Most companies seem to have produced pretty comprehensive catalogs until the practice gradually fizzled out between roughly 1907 and 1909. One of the latest surviving Selig catalogs, from 1907, contains around 50 pages dedicated to the company's films, and can be downloaded from:
http://www.njdigitalhighway.org/search/results.php?q1=selig&rtype[]=&orderby=relevance&key=NJDH&numresults=1&start=1
For the period up to 1909, there's quite a number of bulletins for individual releases, catalogs, and catalog supplements at the New Jersey Digital Highway site, scanned in varying degrees of quality. Searching by company name is the easiest way to find results (you need to use accents where appropriate for entries to show up,
e.g. for Pathé or Méliès) - although it doesn't take too long to browse through all 500 or so entries relating to motion pictures at the site:
http://www.njdigitalhighway.org/search/results.php?key=NJDH&q1=Motion+pictures--Catalogs&q1field=mods%3AsubjectThe French Pathé and Gaumont companies put out annual catalogs in a number of languages between roughly 1904 and 1909, copies of which certainly exist in French and German archives.

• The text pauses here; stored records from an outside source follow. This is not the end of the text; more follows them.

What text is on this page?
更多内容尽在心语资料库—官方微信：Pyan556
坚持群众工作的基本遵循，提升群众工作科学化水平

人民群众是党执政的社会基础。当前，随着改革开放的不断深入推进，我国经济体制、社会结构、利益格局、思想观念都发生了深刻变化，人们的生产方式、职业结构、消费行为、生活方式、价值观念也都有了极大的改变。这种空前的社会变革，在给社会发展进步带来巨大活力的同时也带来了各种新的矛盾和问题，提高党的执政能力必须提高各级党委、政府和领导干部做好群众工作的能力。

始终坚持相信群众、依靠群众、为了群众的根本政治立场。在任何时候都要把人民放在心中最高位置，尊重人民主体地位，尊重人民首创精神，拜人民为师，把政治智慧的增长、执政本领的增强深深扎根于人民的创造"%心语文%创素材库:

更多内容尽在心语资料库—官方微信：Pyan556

After that, the company's weekly in-house magazines took over completely in terms of detailing new releases.
There are also some
distributor catalogs available in various libraries; about the latest I've seen is the General Catalog of the Chicago Projecting Co. from 1909, which contains 115 pages on different companies' movies (Edison, Pathé, Star-Film, etc.) that it handled.
But after 1909, there's really very little in the way of catalogs, with 'bulletins' and trade journals really taking over. Even prior to that, catalog entries vary wildly in length and detail --- some movies get a full-page of treatment (as in the 1907 Selig Catalog), while many are dispensed with in a three- or four-line write-up.